# Debian mit ISPConfig 3 unter falschem Hostnamen



## Weitdenker (8. Dez. 2009)

Hallo,

ich habe meinen Server nach den HowTo "The Perfect Server - Debian Lenny (Debian 5.0) [ISPConfig 3]" aufgesetzt. Der Server läuft unter dem Hostnamen "meinedomain.de" 
Es läuft auch alles prima. Leider habe nun das Problem, dass ich für meinedomain.de keine E-Mail-Adresse festlegen kann zumindest läuft diese dann nicht. Ich habe 
für "meinedomain.de" einen virtual host angelegt.

Alle anderen E-Mail-Adressen unter anderen Domains lauft jedoch einwandfrei. Ich denke dies kommt daher, dass ich als Hostnamen "meinedomain.de" gewählt habe und nicht 
eine Subdomain wie "server.meinedomain.de".

Ich habe schon versucht den Hostnamen über etc/hosts zu ändern, leider ohne Erfolg. Im Webmin z.B. sehe ich, dass meine Änderung nicht übernommen worden ist oder 
nicht komplett war. Was muss ich alles tun um meinen Server einen neuen Hostnamen zu vergeben ohne mir jetzt alle Konfigurationen und Installationen zu zerschießen? 
Oder liege ich ganz falsch mit meiner Vermutung?

Würde mich über eure Mithilfe freuen.


----------



## Till (8. Dez. 2009)

Der Server hostname darf niemals identisch mit einer email bzw. web domain sein, damit kommen weder postfix noch apache klar. Sowas wie server.deinedomain.de ist aber ok.
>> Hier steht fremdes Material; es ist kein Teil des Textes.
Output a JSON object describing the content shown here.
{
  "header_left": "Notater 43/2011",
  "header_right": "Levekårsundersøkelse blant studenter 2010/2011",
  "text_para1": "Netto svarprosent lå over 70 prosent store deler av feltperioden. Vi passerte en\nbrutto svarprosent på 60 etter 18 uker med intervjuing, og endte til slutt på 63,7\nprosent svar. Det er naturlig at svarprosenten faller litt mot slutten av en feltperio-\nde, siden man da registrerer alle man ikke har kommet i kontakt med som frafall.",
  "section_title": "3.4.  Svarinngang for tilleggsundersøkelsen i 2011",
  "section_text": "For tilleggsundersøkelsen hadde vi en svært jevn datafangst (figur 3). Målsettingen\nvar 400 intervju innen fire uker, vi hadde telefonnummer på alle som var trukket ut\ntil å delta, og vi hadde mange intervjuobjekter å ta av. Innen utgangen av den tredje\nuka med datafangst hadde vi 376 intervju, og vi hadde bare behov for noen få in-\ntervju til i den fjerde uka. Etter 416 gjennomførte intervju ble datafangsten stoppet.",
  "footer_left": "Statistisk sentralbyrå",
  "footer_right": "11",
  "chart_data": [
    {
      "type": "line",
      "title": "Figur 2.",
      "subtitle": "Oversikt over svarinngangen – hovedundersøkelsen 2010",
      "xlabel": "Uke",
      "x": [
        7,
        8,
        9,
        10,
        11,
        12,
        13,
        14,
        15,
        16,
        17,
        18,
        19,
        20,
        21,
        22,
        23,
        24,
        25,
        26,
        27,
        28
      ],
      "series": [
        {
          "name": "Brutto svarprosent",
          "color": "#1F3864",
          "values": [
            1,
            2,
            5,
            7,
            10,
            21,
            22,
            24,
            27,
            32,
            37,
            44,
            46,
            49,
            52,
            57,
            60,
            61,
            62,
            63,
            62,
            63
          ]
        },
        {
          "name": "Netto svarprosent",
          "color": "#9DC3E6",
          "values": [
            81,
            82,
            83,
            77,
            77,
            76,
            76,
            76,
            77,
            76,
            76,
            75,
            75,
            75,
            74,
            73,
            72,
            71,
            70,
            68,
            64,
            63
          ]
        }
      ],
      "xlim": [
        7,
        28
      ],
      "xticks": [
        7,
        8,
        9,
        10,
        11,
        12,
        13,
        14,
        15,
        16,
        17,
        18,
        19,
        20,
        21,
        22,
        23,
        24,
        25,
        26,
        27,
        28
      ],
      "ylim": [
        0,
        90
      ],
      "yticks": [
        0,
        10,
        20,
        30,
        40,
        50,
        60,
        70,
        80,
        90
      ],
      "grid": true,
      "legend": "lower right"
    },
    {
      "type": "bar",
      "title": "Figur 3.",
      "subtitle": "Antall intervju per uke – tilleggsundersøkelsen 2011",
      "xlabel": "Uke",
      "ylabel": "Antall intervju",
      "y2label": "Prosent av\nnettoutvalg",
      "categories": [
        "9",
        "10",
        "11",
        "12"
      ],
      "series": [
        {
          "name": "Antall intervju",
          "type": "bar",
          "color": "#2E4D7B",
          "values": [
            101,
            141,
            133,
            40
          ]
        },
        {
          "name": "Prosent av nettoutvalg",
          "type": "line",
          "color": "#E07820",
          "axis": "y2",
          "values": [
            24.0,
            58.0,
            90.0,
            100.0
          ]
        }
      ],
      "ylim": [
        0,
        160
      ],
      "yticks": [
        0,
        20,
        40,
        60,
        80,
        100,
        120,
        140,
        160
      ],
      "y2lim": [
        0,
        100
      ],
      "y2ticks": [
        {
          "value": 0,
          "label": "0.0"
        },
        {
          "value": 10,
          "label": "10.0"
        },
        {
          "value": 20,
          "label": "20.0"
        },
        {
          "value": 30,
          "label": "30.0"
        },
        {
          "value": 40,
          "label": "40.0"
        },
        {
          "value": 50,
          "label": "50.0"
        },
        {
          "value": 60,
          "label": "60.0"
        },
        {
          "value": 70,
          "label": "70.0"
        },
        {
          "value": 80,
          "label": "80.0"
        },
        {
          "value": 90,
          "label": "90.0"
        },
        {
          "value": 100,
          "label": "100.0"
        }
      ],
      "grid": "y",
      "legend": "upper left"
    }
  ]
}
Du musst den Hostnamen ändern in /etc/hosts, /etc/mailname, /etc/hostname und auch in der main.cf, falls er da irgendwo drin steht. Dann rufst Du auf:

/etc/init.d/hostname.sh

and dann musst Du noch apache und postfix neu starten.


----------



## Weitdenker (8. Dez. 2009)

Dachte ich es mir doch ;-) Vielen Dank für die schnelle Antwort!


----------